Ligand accessibility to the HIV-1 Env co-receptor binding site can occur prior to CD4 engagement and is independent of viral tier category.

HIV-1 virus entry into target cells requires the envelope glycoprotein (Env) to first bind the primary receptor, CD4 and subsequently the co-receptor. Antibody access to the co-receptor binding site (CoRbs) in the pre-receptor-engaged state, prior to cell attachment, remains poorly understood. Here, we have demonstrated that for tier-1 Envs, the CoRbs is directly accessible to full-length CD4-induced (CD4i) antibodies even before primary receptor engagement, indicating that on these Envs the CoRbs site is either preformed or can conformationally sample post-CD4-bound state. Tier-2 and tier-3 Envs, which are resistant to full-length CD4i antibody, are neutralized by m36.4, a lower molecular mass of CD4i-directed domain antibody. In some tier-2 and tier-3 Envs, CoRbs is accessible to m36.4 even prior to cellular attachment in an Env-specific manner independent of their tier category. These data suggest differential structural arrangements of CoRbs and varied masking of ligand access to the CoRbs in different Env isolates.

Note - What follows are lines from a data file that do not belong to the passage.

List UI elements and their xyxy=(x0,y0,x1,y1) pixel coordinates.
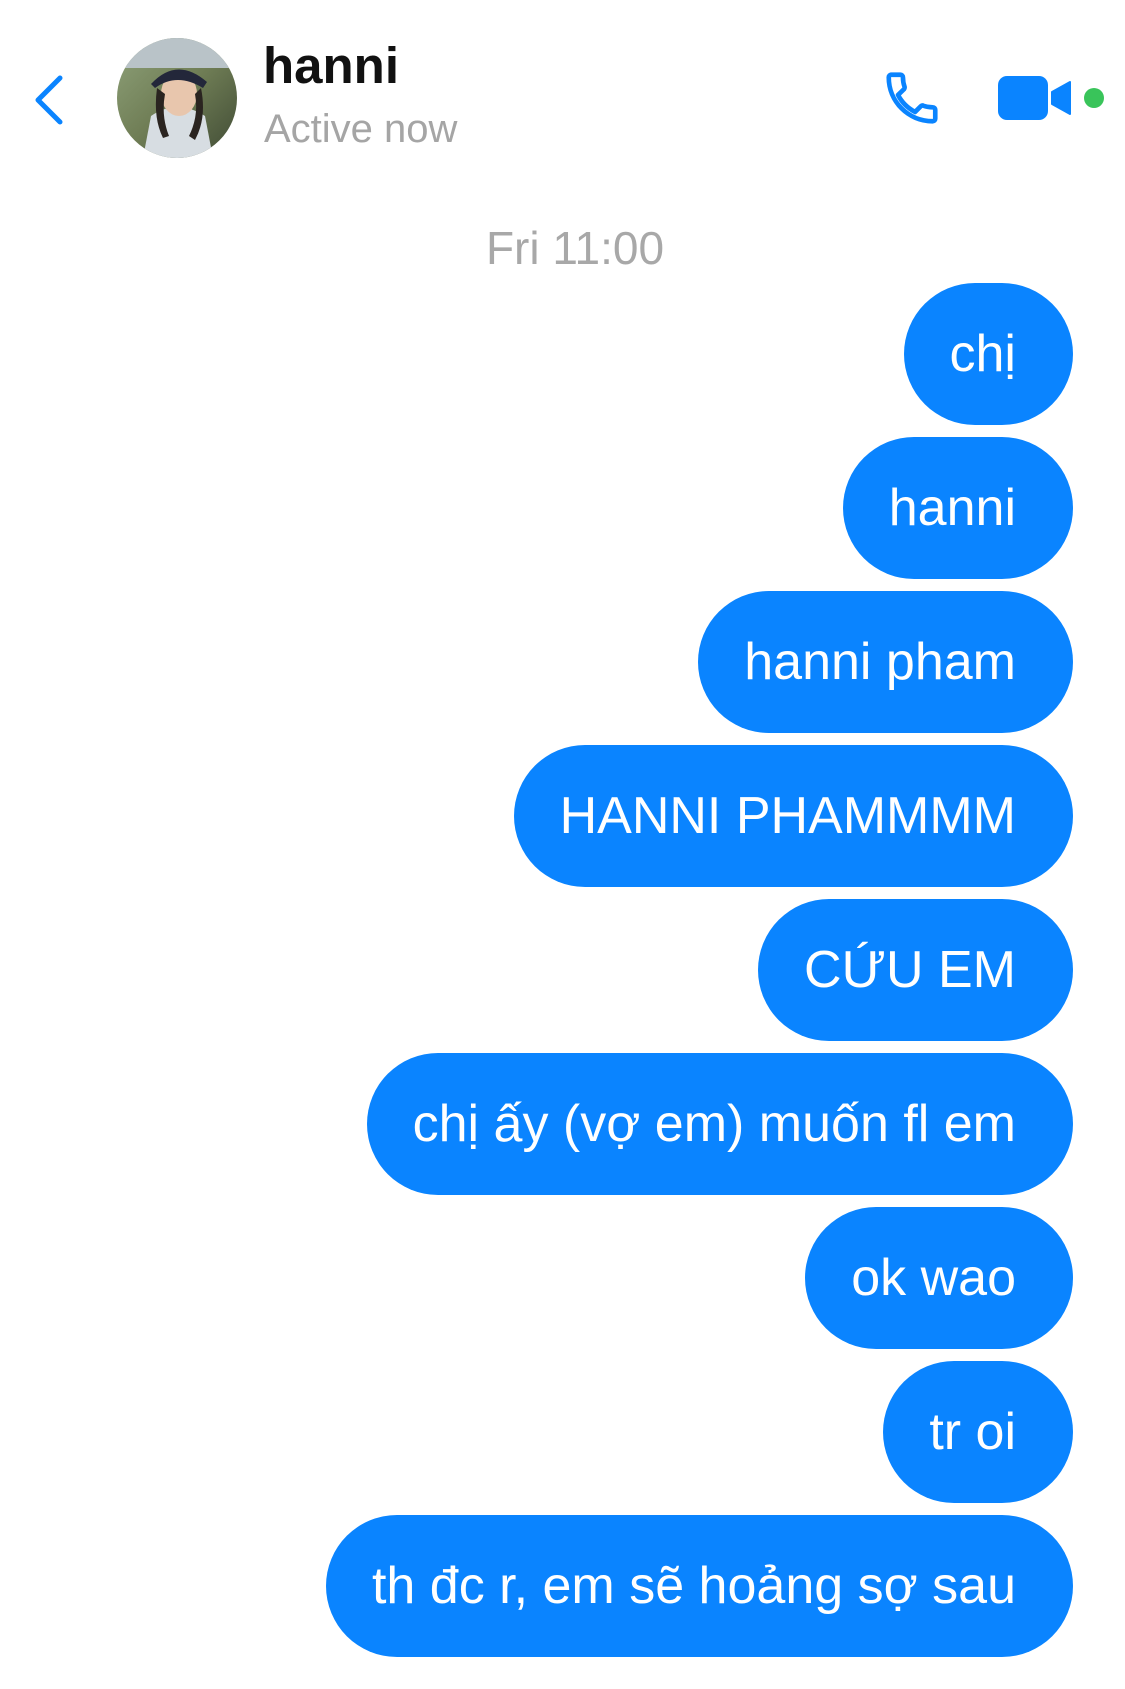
video-call-button[interactable] xyxy=(996,62,1080,132)
chat-header: hanni Active now xyxy=(0,0,1125,190)
message-bubble[interactable]: ok wao xyxy=(805,1207,1073,1349)
video-camera-icon xyxy=(998,76,1071,120)
message-bubble[interactable]: HANNI PHAMMMM xyxy=(513,745,1073,887)
audio-call-button[interactable] xyxy=(872,58,952,138)
avatar[interactable] xyxy=(117,38,237,158)
online-status-dot xyxy=(1084,88,1104,108)
message-bubble[interactable]: hanni xyxy=(842,437,1073,579)
message-bubble[interactable]: chị xyxy=(903,283,1073,425)
message-bubble[interactable]: CỨU EM xyxy=(758,899,1073,1041)
chevron-left-icon xyxy=(35,75,63,125)
phone-icon xyxy=(886,72,938,124)
contact-status: Active now xyxy=(264,107,458,151)
avatar-photo xyxy=(117,38,237,158)
message-bubble[interactable]: th đc r, em sẽ hoảng sợ sau xyxy=(325,1515,1073,1657)
contact-name[interactable]: hanni xyxy=(263,36,399,96)
message-timestamp: Fri 11:00 xyxy=(485,222,665,274)
message-bubble[interactable]: chị ấy (vợ em) muốn fl em xyxy=(366,1053,1073,1195)
message-bubble[interactable]: hanni pham xyxy=(698,591,1073,733)
back-button[interactable] xyxy=(18,60,78,140)
message-bubble[interactable]: tr oi xyxy=(883,1361,1073,1503)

Identification and characterization of a naturally occurring, efficiently cleaved, membrane-bound, clade A HIV-1 Env, suitable for immunogen design, with properties comparable to membrane-bound BG505.

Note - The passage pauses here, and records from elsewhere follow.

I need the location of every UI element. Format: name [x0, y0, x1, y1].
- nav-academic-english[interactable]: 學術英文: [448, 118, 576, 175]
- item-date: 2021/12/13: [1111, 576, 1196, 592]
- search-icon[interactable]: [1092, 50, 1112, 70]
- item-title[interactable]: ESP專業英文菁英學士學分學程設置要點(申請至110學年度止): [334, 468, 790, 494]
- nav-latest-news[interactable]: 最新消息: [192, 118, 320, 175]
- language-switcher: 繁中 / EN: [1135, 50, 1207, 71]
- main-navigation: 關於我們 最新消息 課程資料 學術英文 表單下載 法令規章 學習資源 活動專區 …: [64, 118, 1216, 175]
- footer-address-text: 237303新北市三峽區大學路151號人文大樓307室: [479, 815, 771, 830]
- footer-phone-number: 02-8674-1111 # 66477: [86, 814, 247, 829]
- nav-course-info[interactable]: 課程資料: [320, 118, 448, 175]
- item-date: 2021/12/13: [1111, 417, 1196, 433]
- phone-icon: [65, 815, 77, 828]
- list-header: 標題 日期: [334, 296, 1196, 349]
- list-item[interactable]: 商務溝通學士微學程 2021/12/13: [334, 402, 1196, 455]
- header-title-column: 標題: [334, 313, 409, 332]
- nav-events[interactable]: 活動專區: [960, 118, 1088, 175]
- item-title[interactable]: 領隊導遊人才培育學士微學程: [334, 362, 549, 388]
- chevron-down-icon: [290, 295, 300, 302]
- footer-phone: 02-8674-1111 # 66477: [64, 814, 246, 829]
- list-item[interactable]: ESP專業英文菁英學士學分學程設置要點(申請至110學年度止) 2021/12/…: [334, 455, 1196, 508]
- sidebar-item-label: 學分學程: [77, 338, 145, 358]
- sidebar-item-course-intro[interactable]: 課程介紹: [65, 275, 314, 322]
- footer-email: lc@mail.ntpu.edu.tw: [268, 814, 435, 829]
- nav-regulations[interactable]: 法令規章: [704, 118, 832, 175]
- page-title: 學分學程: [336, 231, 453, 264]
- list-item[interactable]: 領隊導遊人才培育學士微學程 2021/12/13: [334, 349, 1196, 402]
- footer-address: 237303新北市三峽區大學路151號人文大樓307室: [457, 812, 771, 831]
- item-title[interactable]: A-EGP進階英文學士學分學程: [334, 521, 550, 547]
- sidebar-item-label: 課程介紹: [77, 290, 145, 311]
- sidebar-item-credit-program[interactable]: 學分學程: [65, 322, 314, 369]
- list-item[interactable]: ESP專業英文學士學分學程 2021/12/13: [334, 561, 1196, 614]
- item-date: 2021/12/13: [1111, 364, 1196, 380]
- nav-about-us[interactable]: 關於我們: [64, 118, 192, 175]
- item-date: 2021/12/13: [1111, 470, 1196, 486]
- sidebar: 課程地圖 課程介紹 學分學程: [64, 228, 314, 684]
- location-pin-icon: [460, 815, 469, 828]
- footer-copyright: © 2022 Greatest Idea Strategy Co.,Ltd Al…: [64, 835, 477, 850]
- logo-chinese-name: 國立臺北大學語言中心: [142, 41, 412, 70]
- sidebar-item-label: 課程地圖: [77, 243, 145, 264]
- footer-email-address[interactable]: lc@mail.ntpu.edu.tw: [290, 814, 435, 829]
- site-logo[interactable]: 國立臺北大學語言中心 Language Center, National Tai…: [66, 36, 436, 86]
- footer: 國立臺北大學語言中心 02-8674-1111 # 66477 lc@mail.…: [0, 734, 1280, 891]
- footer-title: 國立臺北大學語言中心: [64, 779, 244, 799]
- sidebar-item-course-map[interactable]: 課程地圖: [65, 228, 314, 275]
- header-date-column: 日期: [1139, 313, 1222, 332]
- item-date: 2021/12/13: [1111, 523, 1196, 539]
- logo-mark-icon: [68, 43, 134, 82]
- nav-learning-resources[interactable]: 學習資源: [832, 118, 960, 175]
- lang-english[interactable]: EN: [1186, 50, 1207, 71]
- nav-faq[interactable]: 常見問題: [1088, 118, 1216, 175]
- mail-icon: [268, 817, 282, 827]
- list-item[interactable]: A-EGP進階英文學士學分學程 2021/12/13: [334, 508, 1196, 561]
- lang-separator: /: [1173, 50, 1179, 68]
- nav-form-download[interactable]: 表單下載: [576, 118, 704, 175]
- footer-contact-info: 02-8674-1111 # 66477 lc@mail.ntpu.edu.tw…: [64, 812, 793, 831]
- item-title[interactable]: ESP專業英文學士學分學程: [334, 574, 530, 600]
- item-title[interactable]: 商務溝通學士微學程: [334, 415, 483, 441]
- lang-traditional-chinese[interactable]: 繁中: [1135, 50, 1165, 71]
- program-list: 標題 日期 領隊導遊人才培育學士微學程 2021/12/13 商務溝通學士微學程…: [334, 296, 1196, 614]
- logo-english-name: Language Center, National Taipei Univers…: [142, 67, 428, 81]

Efficient cleavage of HIV-1 Env gp160 into its constituent subunits correlates with selective binding to neutralizing antibodies and are the closest mimetic of native, functional Envs. This was first demonstrated with the clade B Env, JRFL. The correlation between efficient cleavage and selective binding to neutralizing antibodies is the guiding principle for immunogen design for HIV vaccine. We have recently reported that Envs 4-2.J41 (clade C) and JRCSF (clade B) are also efficiently cleaved and show similar properties. However, an efficiently cleaved, membrane-bound clade A Env suitable for genetic vaccination has not been directly demonstrated. Here we report that BG505 and a new clade A Env, QB726.70M.ENV.C4 (or A5) are efficiently cleaved on cell membrane. A5 shows desirable antigenic properties comparable with BG505 on cell surface. A5SOSIP in supernatant displays majority of bNAb binding epitopes. Thus, both BG505 and A5 Envs can be used in DNA prime-protein boost vaccination studies.

An efficiently cleaved HIV-1 clade C Env selectively binds to neutralizing antibodies.

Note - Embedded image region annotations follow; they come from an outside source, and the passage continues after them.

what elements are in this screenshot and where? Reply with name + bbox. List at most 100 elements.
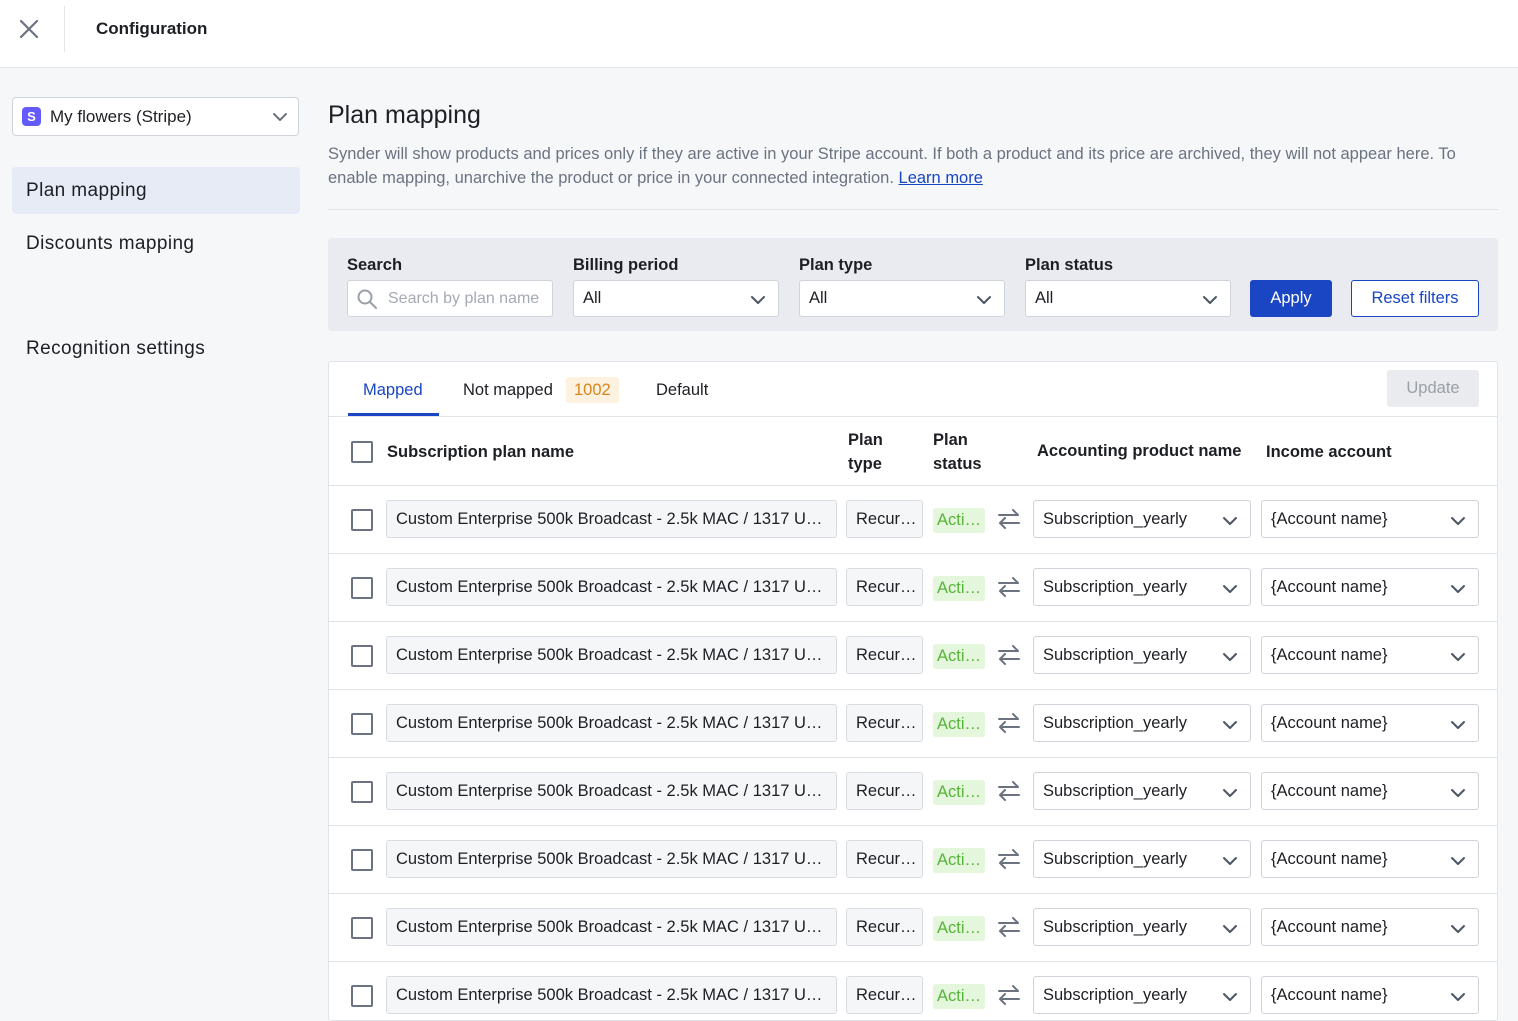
search-label: Search	[347, 256, 403, 274]
plan-type-select[interactable]: All	[799, 280, 1005, 317]
row-checkbox[interactable]	[351, 645, 373, 667]
income-account-value: {Account name}	[1271, 577, 1388, 596]
update-button[interactable]: Update	[1387, 370, 1479, 407]
chevron-down-icon	[1451, 653, 1465, 661]
sidebar: S My flowers (Stripe) Plan mapping Disco…	[0, 69, 312, 1004]
row-checkbox[interactable]	[351, 849, 373, 871]
swap-arrows-icon	[998, 985, 1020, 1005]
tab-mapped[interactable]: Mapped	[363, 381, 423, 400]
chevron-down-icon	[1223, 517, 1237, 525]
table-row: Custom Enterprise 500k Broadcast - 2.5k …	[329, 690, 1497, 758]
income-account-select[interactable]: {Account name}	[1261, 704, 1479, 742]
not-mapped-count-badge: 1002	[566, 377, 619, 403]
learn-more-link[interactable]: Learn more	[899, 169, 983, 187]
table-row: Custom Enterprise 500k Broadcast - 2.5k …	[329, 554, 1497, 622]
plan-status-label: Plan status	[1025, 256, 1114, 274]
reset-filters-button[interactable]: Reset filters	[1351, 280, 1479, 317]
income-account-value: {Account name}	[1271, 985, 1388, 1004]
sidebar-item-discounts-mapping[interactable]: Discounts mapping	[12, 220, 300, 267]
page-title: Plan mapping	[328, 101, 481, 129]
status-badge: Acti…	[933, 916, 985, 941]
chevron-down-icon	[1223, 925, 1237, 933]
plan-name-cell: Custom Enterprise 500k Broadcast - 2.5k …	[386, 568, 837, 606]
table-row: Custom Enterprise 500k Broadcast - 2.5k …	[329, 826, 1497, 894]
tab-default[interactable]: Default	[656, 381, 708, 400]
income-account-select[interactable]: {Account name}	[1261, 568, 1479, 606]
accounting-product-select[interactable]: Subscription_yearly	[1033, 704, 1251, 742]
accounting-product-select[interactable]: Subscription_yearly	[1033, 908, 1251, 946]
column-income-account: Income account	[1266, 443, 1392, 461]
swap-arrows-icon	[998, 917, 1020, 937]
accounting-product-select[interactable]: Subscription_yearly	[1033, 976, 1251, 1014]
search-input[interactable]: Search by plan name	[347, 280, 553, 317]
chevron-down-icon	[1451, 857, 1465, 865]
billing-period-label: Billing period	[573, 256, 679, 274]
accounting-product-select[interactable]: Subscription_yearly	[1033, 636, 1251, 674]
column-plan-type-line1: Plan	[848, 431, 883, 449]
chevron-down-icon	[1223, 721, 1237, 729]
accounting-product-select[interactable]: Subscription_yearly	[1033, 772, 1251, 810]
plan-name-cell: Custom Enterprise 500k Broadcast - 2.5k …	[386, 500, 837, 538]
swap-arrows-icon	[998, 713, 1020, 733]
plan-name-cell: Custom Enterprise 500k Broadcast - 2.5k …	[386, 976, 837, 1014]
column-plan-status-line2: status	[933, 455, 982, 473]
status-badge: Acti…	[933, 984, 985, 1009]
plan-status-select[interactable]: All	[1025, 280, 1231, 317]
plan-type-label: Plan type	[799, 256, 873, 274]
tabs: Mapped Not mapped 1002 Default Update	[329, 362, 1497, 417]
table-row: Custom Enterprise 500k Broadcast - 2.5k …	[329, 758, 1497, 826]
column-plan-status: Plan status	[933, 428, 982, 476]
chevron-down-icon	[1451, 585, 1465, 593]
column-accounting-product-name: Accounting product name	[1037, 442, 1242, 460]
apply-button[interactable]: Apply	[1250, 280, 1332, 317]
column-plan-type-line2: type	[848, 455, 882, 473]
plan-name-cell: Custom Enterprise 500k Broadcast - 2.5k …	[386, 840, 837, 878]
chevron-down-icon	[751, 296, 765, 304]
status-badge: Acti…	[933, 780, 985, 805]
tab-not-mapped[interactable]: Not mapped	[463, 381, 553, 400]
integration-label: My flowers (Stripe)	[50, 106, 192, 126]
income-account-select[interactable]: {Account name}	[1261, 772, 1479, 810]
filter-bar: Search Search by plan name Billing perio…	[328, 238, 1498, 331]
chevron-down-icon	[1223, 585, 1237, 593]
row-checkbox[interactable]	[351, 577, 373, 599]
income-account-select[interactable]: {Account name}	[1261, 908, 1479, 946]
close-icon[interactable]	[19, 19, 39, 39]
row-checkbox[interactable]	[351, 917, 373, 939]
swap-arrows-icon	[998, 781, 1020, 801]
column-plan-status-line1: Plan	[933, 431, 968, 449]
swap-arrows-icon	[998, 645, 1020, 665]
income-account-value: {Account name}	[1271, 509, 1388, 528]
row-checkbox[interactable]	[351, 509, 373, 531]
income-account-select[interactable]: {Account name}	[1261, 840, 1479, 878]
plan-type-cell: Recur…	[846, 500, 923, 538]
integration-select[interactable]: S My flowers (Stripe)	[12, 97, 299, 136]
plan-type-cell: Recur…	[846, 704, 923, 742]
top-bar: Configuration	[0, 0, 1518, 68]
accounting-product-select[interactable]: Subscription_yearly	[1033, 840, 1251, 878]
description-text: Synder will show products and prices onl…	[328, 145, 1456, 187]
top-divider	[64, 6, 65, 52]
accounting-product-select[interactable]: Subscription_yearly	[1033, 568, 1251, 606]
income-account-select[interactable]: {Account name}	[1261, 636, 1479, 674]
accounting-product-select[interactable]: Subscription_yearly	[1033, 500, 1251, 538]
sidebar-item-plan-mapping[interactable]: Plan mapping	[12, 167, 300, 214]
close-button[interactable]	[10, 10, 48, 48]
income-account-value: {Account name}	[1271, 645, 1388, 664]
chevron-down-icon	[977, 296, 991, 304]
table-row: Custom Enterprise 500k Broadcast - 2.5k …	[329, 894, 1497, 962]
plan-type-cell: Recur…	[846, 976, 923, 1014]
plan-type-cell: Recur…	[846, 772, 923, 810]
table-row: Custom Enterprise 500k Broadcast - 2.5k …	[329, 622, 1497, 690]
income-account-select[interactable]: {Account name}	[1261, 500, 1479, 538]
row-checkbox[interactable]	[351, 713, 373, 735]
row-checkbox[interactable]	[351, 781, 373, 803]
select-all-checkbox[interactable]	[351, 441, 373, 463]
swap-arrows-icon	[998, 509, 1020, 529]
plan-type-cell: Recur…	[846, 568, 923, 606]
status-badge: Acti…	[933, 644, 985, 669]
sidebar-item-recognition-settings[interactable]: Recognition settings	[12, 325, 300, 372]
search-icon	[357, 289, 377, 309]
income-account-select[interactable]: {Account name}	[1261, 976, 1479, 1014]
billing-period-select[interactable]: All	[573, 280, 779, 317]
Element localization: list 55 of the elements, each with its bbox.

An ideal HIV-1 Env immunogen is expected to mimic the native trimeric conformation for inducing broadly neutralizing antibody responses. The native conformation is dependent on efficient cleavage of HIV-1 Env. The clade B isolate, JRFL Env is efficiently cleaved when expressed on the cell surface. Here, for the first time, we report the identification of a native clade C Env, 4-2.J41 that is naturally and efficiently cleaved on the cell surface as confirmed by its biochemical and antigenic characteristics. In addition to binding to several conformation-dependent neutralizing antibodies, 4-2.J41 Env binds efficiently to the cleavage-dependent antibody PGT151; thus validating its native cleaved conformation. In contrast, 4-2.J41 Env occludes non-neutralizing epitopes. The cytoplasmic-tail of 4-2.J41 Env plays an important role in maintaining its conformation. Furthermore, codon optimization of 4-2.J41 Env sequence significantly increases its expression while retaining its native conformation. Since clade C of HIV-1 is the prevalent subtype, identification and characterization of this efficiently cleaved Env would provide a platform for rational immunogen design.